That’s SLife


It seems I’m frequently drawing parallels between Second Life and real life, or talking about how the two interconnect and share similarities but, as time passes, I realise that in some respects Second Life and real life do not always share the same path.

Whilst real life may be the ‘real thing’, Second Life clearly is not, however therein lies a problem; every one of us who has ever made a friendship inworld, rented a home, built a business or invested our time, energy and money in the virtual world of Second Life will have forged an emotional connection with it. The trouble is, those emotional connections are built on real life experience and knowledge – unconsciously our minds translate them into the Second Life context but, when it comes down to the line, our minds only really understand these emotional ties in terms of the real world and expect real world terms of reference. Within Second Life, that is a need that is often denied.

Second Life can be brutal.

Take a simple example – someone in real life dies – painful though it may be, to some extent the pain is ‘sugar-coated’… we’ll usually know the circumstances; perhaps it was an accident or old-age, perhaps we knew it was coming and, even after the event, there may be ways in which we can still capture the spirit, the essence of the person who has gone. In real life, we have a focus for our grief and, even in the most senseless and awful circumstances when ‘why?’ is the only question we can utter, we still have something or someone to which that question can be directed.
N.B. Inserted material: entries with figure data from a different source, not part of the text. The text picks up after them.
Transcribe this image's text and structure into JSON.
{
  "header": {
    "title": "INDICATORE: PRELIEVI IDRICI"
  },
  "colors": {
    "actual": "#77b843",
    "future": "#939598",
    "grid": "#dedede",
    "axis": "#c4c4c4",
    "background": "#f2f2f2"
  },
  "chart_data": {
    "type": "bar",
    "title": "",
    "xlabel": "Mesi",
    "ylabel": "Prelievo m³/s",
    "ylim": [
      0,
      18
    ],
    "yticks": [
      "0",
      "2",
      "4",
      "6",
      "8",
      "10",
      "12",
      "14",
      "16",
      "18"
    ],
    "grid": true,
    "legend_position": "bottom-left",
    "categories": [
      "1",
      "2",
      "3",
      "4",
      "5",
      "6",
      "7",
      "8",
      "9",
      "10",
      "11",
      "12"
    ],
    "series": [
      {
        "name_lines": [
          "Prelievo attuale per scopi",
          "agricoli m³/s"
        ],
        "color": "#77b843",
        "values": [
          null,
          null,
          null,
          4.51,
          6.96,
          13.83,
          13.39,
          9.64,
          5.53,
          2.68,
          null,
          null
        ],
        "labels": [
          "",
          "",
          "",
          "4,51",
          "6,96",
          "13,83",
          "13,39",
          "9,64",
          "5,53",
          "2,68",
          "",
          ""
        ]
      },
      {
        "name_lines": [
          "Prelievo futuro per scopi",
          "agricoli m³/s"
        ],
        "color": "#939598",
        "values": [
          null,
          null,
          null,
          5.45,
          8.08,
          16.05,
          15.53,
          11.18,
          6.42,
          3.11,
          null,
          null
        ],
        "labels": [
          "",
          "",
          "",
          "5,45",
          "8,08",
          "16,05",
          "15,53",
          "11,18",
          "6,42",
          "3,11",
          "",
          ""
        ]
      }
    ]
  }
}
Compare that with someone who disappears from Second Life. It’s happened to me three times in just the past year – people who vanish overnight. Sometimes they’ll leave a notecard… the Second Life equivalent of a suicide note, usually leaving more questions than answers. Sometimes, they just go. Rarely do we know why, or how, or what has occurred; rarely do we receive warning or time to prepare; rarely are we told their fate. In Second Life, we have no target for our grief, nothing to lash out at or rant about, nothing we can cling to in order to compensate for the loss – just the brutal reality that someone who was once there, is there no more.

Then there’s the other little tricks that Second Life plays on us – things that, if they happened in real life, we’d take them pretty much in our stride, but in Second Life we’re just not equipped to deal with them. Once again, our real life terms of reference let us down badly. Take the friend who never makes the effort to say hello and ignores us when we log in, (maybe they’re just AFK a lot); people who always seem to need to log out, just as we turn up, (yes, there is such a thing as real life intruding and, perhaps, it’s just bad timing); those times we know the person we’re having a conversation with is having a ‘secret’ conversation with someone else at the same time, (is it such a big deal and how often do we do the self-same thing?); that friend we suspect of having an alt so they can log on without us knowing, (so what!)… the list goes on. This is the well-worn route to Second Life paranoia – the one that we’ve all travelled at some time or other. Sure we can get paranoid in real life too but Second Life leaves so much room for doubt, we can find it infinitely more difficult to listen the voice of reason and so, we succumb to our doubts and fears.

The simple fact is that we need to grow a thick skin and learn to accept that there will be times that Second Life is going to wrongfoot us, and cause us to fall without the benefit of a safety net. We need to grasp that the reasons, explanations and justifications that real life gives us for behaviours and actions will very often be confused or entirely missing in Second Life and therefore cannot be relied upon to be there when we most need them. It will often feel that Second Life or people inworld are giving us a kick in the teeth when the reality is that we simply do not have the information our emotions need in order to fully understand the situation or to properly cope. Perhaps, getting to grips with this simple tenet, accepting that sometimes Second Life sucks, and then getting on with the busines of virtual living regardless, is the first step towards virtual enlightenment and a happy Second Life.